Mass diffusion in the liquid phase is very slow compared with heat diffusion in the liquid and extremely slow compared with momentum, heat, or mass diffusion in the gas film or compared with momentum diffusion in the liquid. In fact, the characteristic time for the liquid-phase mass diffusion based on droplet radius is typically longer than the droplet lifetime. Nevertheless, this mass diffusion is of primary importance in the vaporization process for a multicomponent fuel. At first, early in the droplet lifetime, the more volatile substances in the fuel at the droplet surface will vaporize, leaving only the less volatile material that vaporizes more slowly. More volatile material still exists in the droplet interior and will tend to diffuse toward the surface because of concentration gradients created by the prior vaporization.
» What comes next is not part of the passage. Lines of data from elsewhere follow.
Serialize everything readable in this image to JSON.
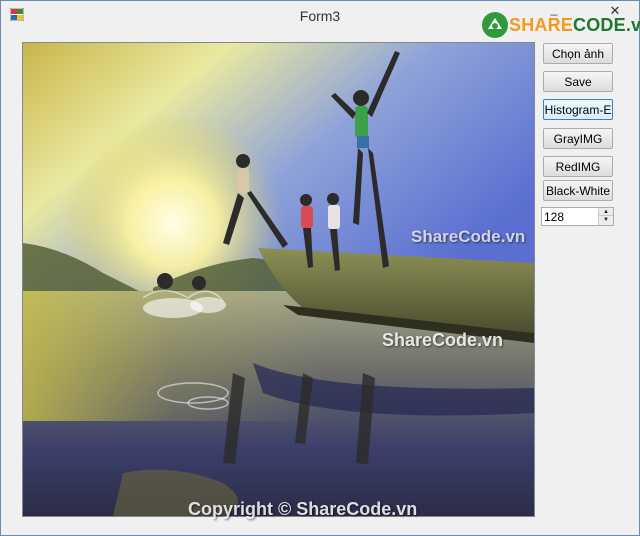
{
  "window": {
    "title": "Form3",
    "minimize_glyph": "_",
    "close_glyph": "✕"
  },
  "buttons": {
    "chon_anh": "Chọn ảnh",
    "save": "Save",
    "histogram": "Histogram-E",
    "gray": "GrayIMG",
    "red": "RedIMG",
    "black_white": "Black-White"
  },
  "numeric": {
    "value": "128",
    "up_glyph": "▲",
    "down_glyph": "▼"
  },
  "watermarks": {
    "logo_part1": "SHARE",
    "logo_part2": "CODE.vn",
    "mid": "ShareCode.vn",
    "center": "ShareCode.vn",
    "footer": "Copyright © ShareCode.vn"
  },
  "colors": {
    "window_bg": "#f0f0f0",
    "button_active_border": "#3c7fb1",
    "logo_orange": "#f39a1e",
    "logo_green": "#1b7a2f"
  }
}
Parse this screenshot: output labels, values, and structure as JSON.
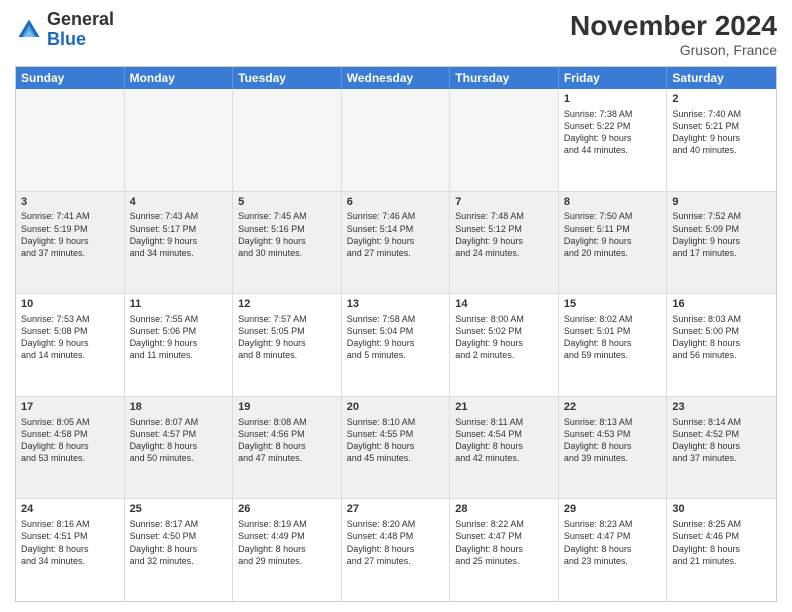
{
  "header": {
    "logo_line1": "General",
    "logo_line2": "Blue",
    "month_title": "November 2024",
    "location": "Gruson, France"
  },
  "weekdays": [
    "Sunday",
    "Monday",
    "Tuesday",
    "Wednesday",
    "Thursday",
    "Friday",
    "Saturday"
  ],
  "rows": [
    [
      {
        "day": "",
        "empty": true
      },
      {
        "day": "",
        "empty": true
      },
      {
        "day": "",
        "empty": true
      },
      {
        "day": "",
        "empty": true
      },
      {
        "day": "",
        "empty": true
      },
      {
        "day": "1",
        "lines": [
          "Sunrise: 7:38 AM",
          "Sunset: 5:22 PM",
          "Daylight: 9 hours",
          "and 44 minutes."
        ]
      },
      {
        "day": "2",
        "lines": [
          "Sunrise: 7:40 AM",
          "Sunset: 5:21 PM",
          "Daylight: 9 hours",
          "and 40 minutes."
        ]
      }
    ],
    [
      {
        "day": "3",
        "lines": [
          "Sunrise: 7:41 AM",
          "Sunset: 5:19 PM",
          "Daylight: 9 hours",
          "and 37 minutes."
        ]
      },
      {
        "day": "4",
        "lines": [
          "Sunrise: 7:43 AM",
          "Sunset: 5:17 PM",
          "Daylight: 9 hours",
          "and 34 minutes."
        ]
      },
      {
        "day": "5",
        "lines": [
          "Sunrise: 7:45 AM",
          "Sunset: 5:16 PM",
          "Daylight: 9 hours",
          "and 30 minutes."
        ]
      },
      {
        "day": "6",
        "lines": [
          "Sunrise: 7:46 AM",
          "Sunset: 5:14 PM",
          "Daylight: 9 hours",
          "and 27 minutes."
        ]
      },
      {
        "day": "7",
        "lines": [
          "Sunrise: 7:48 AM",
          "Sunset: 5:12 PM",
          "Daylight: 9 hours",
          "and 24 minutes."
        ]
      },
      {
        "day": "8",
        "lines": [
          "Sunrise: 7:50 AM",
          "Sunset: 5:11 PM",
          "Daylight: 9 hours",
          "and 20 minutes."
        ]
      },
      {
        "day": "9",
        "lines": [
          "Sunrise: 7:52 AM",
          "Sunset: 5:09 PM",
          "Daylight: 9 hours",
          "and 17 minutes."
        ]
      }
    ],
    [
      {
        "day": "10",
        "lines": [
          "Sunrise: 7:53 AM",
          "Sunset: 5:08 PM",
          "Daylight: 9 hours",
          "and 14 minutes."
        ]
      },
      {
        "day": "11",
        "lines": [
          "Sunrise: 7:55 AM",
          "Sunset: 5:06 PM",
          "Daylight: 9 hours",
          "and 11 minutes."
        ]
      },
      {
        "day": "12",
        "lines": [
          "Sunrise: 7:57 AM",
          "Sunset: 5:05 PM",
          "Daylight: 9 hours",
          "and 8 minutes."
        ]
      },
      {
        "day": "13",
        "lines": [
          "Sunrise: 7:58 AM",
          "Sunset: 5:04 PM",
          "Daylight: 9 hours",
          "and 5 minutes."
        ]
      },
      {
        "day": "14",
        "lines": [
          "Sunrise: 8:00 AM",
          "Sunset: 5:02 PM",
          "Daylight: 9 hours",
          "and 2 minutes."
        ]
      },
      {
        "day": "15",
        "lines": [
          "Sunrise: 8:02 AM",
          "Sunset: 5:01 PM",
          "Daylight: 8 hours",
          "and 59 minutes."
        ]
      },
      {
        "day": "16",
        "lines": [
          "Sunrise: 8:03 AM",
          "Sunset: 5:00 PM",
          "Daylight: 8 hours",
          "and 56 minutes."
        ]
      }
    ],
    [
      {
        "day": "17",
        "lines": [
          "Sunrise: 8:05 AM",
          "Sunset: 4:58 PM",
          "Daylight: 8 hours",
          "and 53 minutes."
        ]
      },
      {
        "day": "18",
        "lines": [
          "Sunrise: 8:07 AM",
          "Sunset: 4:57 PM",
          "Daylight: 8 hours",
          "and 50 minutes."
        ]
      },
      {
        "day": "19",
        "lines": [
          "Sunrise: 8:08 AM",
          "Sunset: 4:56 PM",
          "Daylight: 8 hours",
          "and 47 minutes."
        ]
      },
      {
        "day": "20",
        "lines": [
          "Sunrise: 8:10 AM",
          "Sunset: 4:55 PM",
          "Daylight: 8 hours",
          "and 45 minutes."
        ]
      },
      {
        "day": "21",
        "lines": [
          "Sunrise: 8:11 AM",
          "Sunset: 4:54 PM",
          "Daylight: 8 hours",
          "and 42 minutes."
        ]
      },
      {
        "day": "22",
        "lines": [
          "Sunrise: 8:13 AM",
          "Sunset: 4:53 PM",
          "Daylight: 8 hours",
          "and 39 minutes."
        ]
      },
      {
        "day": "23",
        "lines": [
          "Sunrise: 8:14 AM",
          "Sunset: 4:52 PM",
          "Daylight: 8 hours",
          "and 37 minutes."
        ]
      }
    ],
    [
      {
        "day": "24",
        "lines": [
          "Sunrise: 8:16 AM",
          "Sunset: 4:51 PM",
          "Daylight: 8 hours",
          "and 34 minutes."
        ]
      },
      {
        "day": "25",
        "lines": [
          "Sunrise: 8:17 AM",
          "Sunset: 4:50 PM",
          "Daylight: 8 hours",
          "and 32 minutes."
        ]
      },
      {
        "day": "26",
        "lines": [
          "Sunrise: 8:19 AM",
          "Sunset: 4:49 PM",
          "Daylight: 8 hours",
          "and 29 minutes."
        ]
      },
      {
        "day": "27",
        "lines": [
          "Sunrise: 8:20 AM",
          "Sunset: 4:48 PM",
          "Daylight: 8 hours",
          "and 27 minutes."
        ]
      },
      {
        "day": "28",
        "lines": [
          "Sunrise: 8:22 AM",
          "Sunset: 4:47 PM",
          "Daylight: 8 hours",
          "and 25 minutes."
        ]
      },
      {
        "day": "29",
        "lines": [
          "Sunrise: 8:23 AM",
          "Sunset: 4:47 PM",
          "Daylight: 8 hours",
          "and 23 minutes."
        ]
      },
      {
        "day": "30",
        "lines": [
          "Sunrise: 8:25 AM",
          "Sunset: 4:46 PM",
          "Daylight: 8 hours",
          "and 21 minutes."
        ]
      }
    ]
  ]
}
Consider the gas phase that surrounds or adjoins liquid droplets, films, pools, and/or streams. Figure B.1 presents a diagram that portrays a wide variety of two-phase reacting flow situations included here. Laminar multicomponent flow with viscosity, Fourier heat conduction, and Fickian mass diffusion will be analyzed. Diffusivities for all species will be assumed identical; the Lewis number value will be unity; radiation will be neglected; and kinetic energy will be neglected in comparison with thermal energy so that, with regard to the energetics, pressure will be considered uniform over the space although the pressure gradient can be significant in the momentum balance (small Mach number). We will analyze, as a general case, the situation in which a one-step exothermic reaction occurs between the ambient gas and the vapor from the bulk liquid. We will refer to the liquid as the fuel and the ambient gas as the oxidizer, although the opposite situation, e.g., oxygen droplet in hydrogen gas, can be analyzed in exactly the same fashion. The nonreacting case can be the special subcase in which the reaction rate becomes zero.

Both steady and unsteady scenarios will be discussed. The roles of the gas-phase energy equation and the species equations will be emphasized. Of course, they must be coupled with the continuity and momentum equations and with a gas equation of state. In addition, the solution of conservation equations for the liquid phase might be required.

There is interest in the droplet-vaporization problem from two different aspects. First, we wish to understand the fluid-dynamic and -transport phenomena associated with the transient heating and vaporization of a droplet. Second, but just as important, we must develop models for droplet heating, vaporization, and acceleration that are sufficiently accurate and simple to use in a spray analysis involving so many droplets that each droplet's behavior cannot be distinguished; rather, an average behavior of droplets in a vicinity is described. We can meet the first goal by examining both approximate analyses and finite-difference analyses of the governing Navier–Stokes equations. The second goal can be addressed at this time with only approximate analyses because the Navier–Stokes resolution for the detailed flow field around each droplet is too costly in a practical spray problem. However, correlations from Navier–Stokes solutions provide useful inputs into approximate analyses. The models discussed herein apply to droplet vaporization, heating, and acceleration and to droplet condensation, cooling, and deceleration for a droplet isolated from other droplets. The governing partial differential equations reflecting the conservation laws are presented in Appendix A. Several coordinate systems are considered. Formulations with primitive velocity variables and formulations with stream functions are discussed. Appendix B discusses some conserved scalar variables whose analytical use can be very convenient and powerful under certain ideal conditions.

Introductory descriptions of vaporizing droplet behavior can be found in the works of Chigier (1981), Clift et al. (1978), Glassman (1987), Kanury (1975), Kuo (1986), Lefebvre (1989), and Williams (1985).